Leo was due to start at the local crèche in Monchique at the beginning of September. I had decided that I would take him there for three afternoons per week while I went to the library and did some work. Good for him, good for me.
It didn’t go quite to plan. His age group (12-24 months) sleep from 12.30 – 2.30 (even though Leo still sleeps in the morning and afternoon) so I got there at 2.30 when the little ones were waking up. Only some of them were twice the size of Leo. With long hair and big feet. But I was assured they were less than 24 months – just, as it turned out. It took about half an hour before I managed to unclamp Leo’s fingers from my arm and put him on the floor with the others. I got some mismatching rings on a little plastic pole – similar to something he has at home and sat down with him on the floor. The room was stifling. The woman in charge opened the window but no air seemed to get in. The other children were somnolently wandering around holding pieces of plastic vegetables. One little girl with corkscrew dark curls pushed a pram with a one-armed human-like doll. The girl smiled but her eyes were tired.
Leo looked in horror at a pile of dolls with broken limbs and went instead for an aubergine. A blonde-haired boy came and snatched it from Leo so I snatched it back. That is to say, of course, I gave the other boy a potato and Leo the aubergine. No one spoke apart from the staff as they changed nappies and chatted to each other and monologued with the little ones. ‘Come here, Maria, it smells like you’ve done a poo, come on, let’s change you…’ The children didn’t answer but as soon as they were released continued pacing the room. One by one they were sat down and given a yogurt. Not one of them tried to wriggle away –unlike Leo, who tried to climb out of the window. It reminded me of a scene from ‘One Flew over the Cuckoo’s Nest’ – except with little people.
Leo loves water, which he calls ‘tea’ and he always plays with the watering can at home – both a toy and a real one. I found him a toy one and he happily took it and went to a tap and turned it on. But the tap wasn’t real. Leo looked up at me, with saudades in his eyes, and said, ‘Tea? Tea?
Later, at home, thinking it would be fine, it was just for a few hours a week in the afternoon, my iPhone rang.
‘I’m sorry,’ said the educator, ‘but we can’t accept him only in the afternoons. He must be here before 10 am.’
‘But what about mums and dads who work in the afternoon?’ I asked.
‘They must come in the morning.’
I said I would call her back. Now I don’t know anything about crèches or child pedagogy but surely it makes sense for the parent to spend as much time as possible with their child and for the crèche to try to accommodate that?
I paced around the terrace at home wondering what to do while Leo happily played with his real watering can and real ‘tea’. I thought that maybe two days a week from 10-3 pm would be okay.
‘What do you think, Leo,’ I asked absentmindedly. ‘Would you like to go the crèche a couple of times a week?’
He ignored me and went on playing with his watering can.

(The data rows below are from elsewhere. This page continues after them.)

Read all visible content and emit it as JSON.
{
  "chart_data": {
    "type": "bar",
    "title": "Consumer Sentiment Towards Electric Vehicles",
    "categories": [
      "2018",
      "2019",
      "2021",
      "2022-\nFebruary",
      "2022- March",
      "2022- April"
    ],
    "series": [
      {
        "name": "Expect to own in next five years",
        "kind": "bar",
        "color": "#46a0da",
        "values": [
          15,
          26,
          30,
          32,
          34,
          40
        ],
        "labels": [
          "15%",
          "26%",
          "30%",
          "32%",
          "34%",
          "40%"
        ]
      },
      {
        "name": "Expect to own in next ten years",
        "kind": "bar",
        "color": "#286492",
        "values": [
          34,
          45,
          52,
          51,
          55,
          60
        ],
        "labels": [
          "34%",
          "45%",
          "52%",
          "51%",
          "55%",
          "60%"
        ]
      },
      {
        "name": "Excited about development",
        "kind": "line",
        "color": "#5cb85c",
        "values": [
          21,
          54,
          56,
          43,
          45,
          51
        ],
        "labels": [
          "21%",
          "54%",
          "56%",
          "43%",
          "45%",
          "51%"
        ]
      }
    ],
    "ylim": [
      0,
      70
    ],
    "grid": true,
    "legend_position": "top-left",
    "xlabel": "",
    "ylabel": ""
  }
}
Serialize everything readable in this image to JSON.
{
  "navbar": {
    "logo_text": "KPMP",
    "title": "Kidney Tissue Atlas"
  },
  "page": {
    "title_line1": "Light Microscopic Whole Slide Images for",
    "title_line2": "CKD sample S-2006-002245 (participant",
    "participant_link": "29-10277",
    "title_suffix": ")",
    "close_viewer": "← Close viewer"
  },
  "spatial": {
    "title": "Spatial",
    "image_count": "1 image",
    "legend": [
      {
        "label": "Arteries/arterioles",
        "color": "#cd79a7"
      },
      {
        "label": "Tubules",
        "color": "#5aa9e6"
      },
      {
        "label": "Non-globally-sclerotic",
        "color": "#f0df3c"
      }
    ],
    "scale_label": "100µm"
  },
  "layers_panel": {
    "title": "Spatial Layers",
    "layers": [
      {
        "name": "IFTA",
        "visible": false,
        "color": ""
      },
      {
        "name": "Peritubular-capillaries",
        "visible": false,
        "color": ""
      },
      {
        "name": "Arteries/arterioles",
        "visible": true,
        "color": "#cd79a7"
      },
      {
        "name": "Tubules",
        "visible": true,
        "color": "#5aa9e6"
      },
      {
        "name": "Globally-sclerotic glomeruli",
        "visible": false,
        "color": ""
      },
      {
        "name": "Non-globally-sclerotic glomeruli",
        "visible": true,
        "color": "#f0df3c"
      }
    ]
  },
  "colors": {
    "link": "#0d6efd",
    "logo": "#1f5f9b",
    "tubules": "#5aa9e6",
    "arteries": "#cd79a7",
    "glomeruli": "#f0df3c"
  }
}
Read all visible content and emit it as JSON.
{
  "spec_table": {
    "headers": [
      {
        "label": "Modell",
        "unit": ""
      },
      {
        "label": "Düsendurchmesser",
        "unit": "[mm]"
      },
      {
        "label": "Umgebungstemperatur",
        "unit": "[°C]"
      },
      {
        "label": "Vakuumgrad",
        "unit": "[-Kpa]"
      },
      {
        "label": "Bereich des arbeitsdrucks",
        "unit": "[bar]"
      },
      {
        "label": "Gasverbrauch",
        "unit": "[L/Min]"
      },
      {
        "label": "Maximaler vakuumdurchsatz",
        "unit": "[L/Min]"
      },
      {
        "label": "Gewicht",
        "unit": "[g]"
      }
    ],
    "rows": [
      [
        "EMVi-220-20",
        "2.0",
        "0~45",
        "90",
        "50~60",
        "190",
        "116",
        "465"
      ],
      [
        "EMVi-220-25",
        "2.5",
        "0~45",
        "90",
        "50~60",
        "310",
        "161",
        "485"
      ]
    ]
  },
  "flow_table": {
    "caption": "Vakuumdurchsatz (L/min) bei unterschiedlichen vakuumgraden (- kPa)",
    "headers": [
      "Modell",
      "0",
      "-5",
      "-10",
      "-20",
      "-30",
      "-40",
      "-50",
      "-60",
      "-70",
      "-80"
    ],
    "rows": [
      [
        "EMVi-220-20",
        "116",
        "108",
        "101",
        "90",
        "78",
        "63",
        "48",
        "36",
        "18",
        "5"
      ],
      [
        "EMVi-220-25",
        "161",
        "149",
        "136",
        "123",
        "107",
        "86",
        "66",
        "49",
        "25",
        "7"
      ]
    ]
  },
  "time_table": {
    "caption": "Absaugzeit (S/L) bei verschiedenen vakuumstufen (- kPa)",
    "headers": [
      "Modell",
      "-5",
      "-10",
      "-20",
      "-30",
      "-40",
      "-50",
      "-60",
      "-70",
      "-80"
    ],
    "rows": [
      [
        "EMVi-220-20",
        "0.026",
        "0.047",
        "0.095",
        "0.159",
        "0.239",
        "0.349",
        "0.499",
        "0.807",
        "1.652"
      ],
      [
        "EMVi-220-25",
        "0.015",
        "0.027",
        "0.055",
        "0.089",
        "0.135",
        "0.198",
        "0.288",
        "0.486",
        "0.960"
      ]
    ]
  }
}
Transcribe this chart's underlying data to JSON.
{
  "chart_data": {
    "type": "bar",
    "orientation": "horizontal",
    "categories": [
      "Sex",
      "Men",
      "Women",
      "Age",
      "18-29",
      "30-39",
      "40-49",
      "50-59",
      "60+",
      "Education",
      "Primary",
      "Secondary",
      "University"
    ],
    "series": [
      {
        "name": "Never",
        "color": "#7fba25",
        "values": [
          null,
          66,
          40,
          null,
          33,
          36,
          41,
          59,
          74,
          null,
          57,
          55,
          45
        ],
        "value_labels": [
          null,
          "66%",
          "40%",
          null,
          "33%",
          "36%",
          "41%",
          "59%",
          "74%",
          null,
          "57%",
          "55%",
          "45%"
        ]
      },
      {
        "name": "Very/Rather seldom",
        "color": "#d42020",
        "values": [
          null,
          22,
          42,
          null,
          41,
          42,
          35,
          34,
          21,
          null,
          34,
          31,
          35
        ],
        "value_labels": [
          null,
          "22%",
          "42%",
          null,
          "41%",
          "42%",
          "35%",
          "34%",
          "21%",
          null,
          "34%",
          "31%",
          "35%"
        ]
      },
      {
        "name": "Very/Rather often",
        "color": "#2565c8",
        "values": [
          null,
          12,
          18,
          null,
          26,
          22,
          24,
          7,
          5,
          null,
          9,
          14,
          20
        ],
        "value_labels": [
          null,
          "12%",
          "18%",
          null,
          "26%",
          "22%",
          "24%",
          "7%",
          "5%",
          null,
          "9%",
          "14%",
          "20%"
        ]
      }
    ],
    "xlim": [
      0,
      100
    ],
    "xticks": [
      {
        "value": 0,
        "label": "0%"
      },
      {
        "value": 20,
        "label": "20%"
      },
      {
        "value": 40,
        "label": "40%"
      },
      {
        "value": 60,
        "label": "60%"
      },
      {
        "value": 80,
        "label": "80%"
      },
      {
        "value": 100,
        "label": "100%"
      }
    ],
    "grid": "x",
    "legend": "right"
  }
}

I went into the kitchen to get a real cup of tea. I decided I was being silly, suffering from separation anxiety. I would call the crèche and book him in for two days a week. Just then Leo let out an ear-piercing screech. I ran outside and found him pointing to the fenced-off water tank aka swimming pool – two square metres of tea.
‘Tea, tea!’ he said. There was an unusual sense of urgency in his voice.
I looked in and there was my iPhone lying at the bottom of the pool floor. I screeched, opened the gate, jumped in fully dressed and retrieved it. It was, not surprisingly, drowned. Leo went on happily playing with his watering can while I tried to give my phone the kiss of life. Miraculously, after a few hours and some gentle massaging with a dry towel it came back to life. That is to say the internet and camera work, as does text messaging, but unfortunately the phone itself gurgles and then goes dead.
So I was never able to call the crèche.